Cette situation d’impunité de l’oligarchie est-elle nouvelle ? Pourquoi la puissance publique ne reprend-elle pas le contrôle ?

Hervé Kempf : Il y a eu d’autres périodes où régnait l’oligarchie. La particularité de la situation actuelle, c’est que cette oligarchie n’a pour but essentiel que de maintenir son système de privilèges complètement démesurés. On a évité de justesse le passage de la crise financière à une crise économique, qui aurait été catastrophique, grâce à l’intervention de la puissance publique, grâce au soutien de l’épargne publique. On aurait dû remettre en cause tout le système qui avait conduit à cette situation. Et deux ans après, tout se remet en place. On retrouve à nouveau des bonus extravagants. Les patrons des grandes entreprises américaines gagnent plus qu’en 2007 ! 9,6 millions de dollars en moyenne pour les dirigeants des 200 plus grandes entreprises. Cette oligarchie ne prétend pas gouverner mieux que les autres : elle a pour objectif de maintenir une répartition des richesses absolument injuste, et dont le moteur est la destruction de l’environnement.

Eva Joly : En France, Baudouin Prot, directeur général de PNB Paribas, vient d’annoncer une rémunération fixe de près d’un million d’euros, et plus 5 millions de bonus. C’est un scandale ! L’Union européenne a voulu réguler le montant de cette « rémunération variable », qui est à l’origine de la crise financière, car les banquiers ont pris des risques insensés pour toucher ces bonus. Une directive européenne a été votée : les bonus doivent être « en équilibre » avec la rémunération fixe. La France a décidé de ne pas respecter cette directive. Dans sa transcription, ils ont oublié le mot « équilibre » ! Ce n’est pas un hasard. C’est une décision de Christine Lagarde, sans doute sur instruction directe de Sarkozy. Les dirigeants des banques l’ont convaincu d’agir ainsi, sous prétexte de garder en France les meilleurs traders et dirigeants de banques. C’est inadmissible. Rien ne justifie qu’un être humain touche 6 millions d’euros de revenus annuels.
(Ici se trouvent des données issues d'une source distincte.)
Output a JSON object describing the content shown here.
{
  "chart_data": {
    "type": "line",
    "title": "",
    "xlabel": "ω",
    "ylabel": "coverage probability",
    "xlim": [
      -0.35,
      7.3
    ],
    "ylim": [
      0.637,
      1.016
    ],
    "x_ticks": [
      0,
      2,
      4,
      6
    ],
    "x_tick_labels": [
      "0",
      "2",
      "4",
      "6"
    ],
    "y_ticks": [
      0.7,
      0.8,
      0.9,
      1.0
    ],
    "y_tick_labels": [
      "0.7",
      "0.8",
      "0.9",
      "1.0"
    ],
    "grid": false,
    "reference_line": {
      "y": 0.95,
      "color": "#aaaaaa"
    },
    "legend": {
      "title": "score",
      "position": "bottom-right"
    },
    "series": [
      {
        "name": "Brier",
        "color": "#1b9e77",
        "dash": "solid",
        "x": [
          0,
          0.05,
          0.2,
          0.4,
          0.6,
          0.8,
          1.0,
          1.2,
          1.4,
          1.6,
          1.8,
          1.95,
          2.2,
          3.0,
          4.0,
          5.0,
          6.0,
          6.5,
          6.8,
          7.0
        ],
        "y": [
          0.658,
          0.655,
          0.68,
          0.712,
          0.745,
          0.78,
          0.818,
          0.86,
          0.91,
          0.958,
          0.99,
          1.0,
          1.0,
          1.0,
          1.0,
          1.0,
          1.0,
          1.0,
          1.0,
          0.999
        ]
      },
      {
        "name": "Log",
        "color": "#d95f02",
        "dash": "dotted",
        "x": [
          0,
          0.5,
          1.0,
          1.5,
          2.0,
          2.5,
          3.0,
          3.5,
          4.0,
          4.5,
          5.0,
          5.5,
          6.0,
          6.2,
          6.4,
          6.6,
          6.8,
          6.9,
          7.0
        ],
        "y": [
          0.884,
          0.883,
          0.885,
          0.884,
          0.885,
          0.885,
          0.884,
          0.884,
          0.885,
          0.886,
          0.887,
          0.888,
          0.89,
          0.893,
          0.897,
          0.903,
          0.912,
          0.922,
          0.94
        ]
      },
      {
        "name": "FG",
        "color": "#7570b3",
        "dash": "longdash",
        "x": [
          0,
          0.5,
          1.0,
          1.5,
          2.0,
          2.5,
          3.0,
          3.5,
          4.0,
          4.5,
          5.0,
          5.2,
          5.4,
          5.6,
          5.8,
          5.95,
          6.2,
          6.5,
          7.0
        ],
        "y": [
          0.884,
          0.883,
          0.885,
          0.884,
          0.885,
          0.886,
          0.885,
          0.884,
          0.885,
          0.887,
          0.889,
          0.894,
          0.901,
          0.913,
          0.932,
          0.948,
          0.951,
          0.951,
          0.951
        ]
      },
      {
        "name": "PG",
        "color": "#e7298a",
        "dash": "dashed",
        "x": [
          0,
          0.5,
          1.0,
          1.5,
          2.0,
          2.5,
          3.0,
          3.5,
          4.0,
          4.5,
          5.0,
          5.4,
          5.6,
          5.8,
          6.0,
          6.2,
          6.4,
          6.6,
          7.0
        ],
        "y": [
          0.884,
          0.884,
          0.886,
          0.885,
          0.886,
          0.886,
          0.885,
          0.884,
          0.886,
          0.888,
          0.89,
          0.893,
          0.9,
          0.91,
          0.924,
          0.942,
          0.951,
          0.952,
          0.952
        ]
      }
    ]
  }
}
En plus ces banques sont responsables du fait que les pays occidentaux ont tous augmenté leur endettement d’environ 20 points de PIB. Tant que nous n’avons pas rattrapé ces 20 points, nous ne devrions distribuer aucun dividende ou bonus ! Et j’affirme que les comptes de ces banques sont faux. Car les banques françaises sont exposées à hauteur de 200 milliards d’euros dans les pays en difficulté : Grèce, Espagne, Portugal, Irlande. Si la Grèce fait défaut, ces banques vont perdre une partie de leurs actifs. Les banques françaises sont, par exemple, exposées à hauteur de 60 milliards d’euros en Grèce. Or la Grèce va sans doute rééchelonner une partie de son endettement, ce qui aura un impact sur la valeur des titres. Est-ce que cet impact a été provisionné dans les comptes des banques françaises ? Probablement pas. Ces banques n’auraient donc jamais dû distribuer de dividendes ou payer de bonus.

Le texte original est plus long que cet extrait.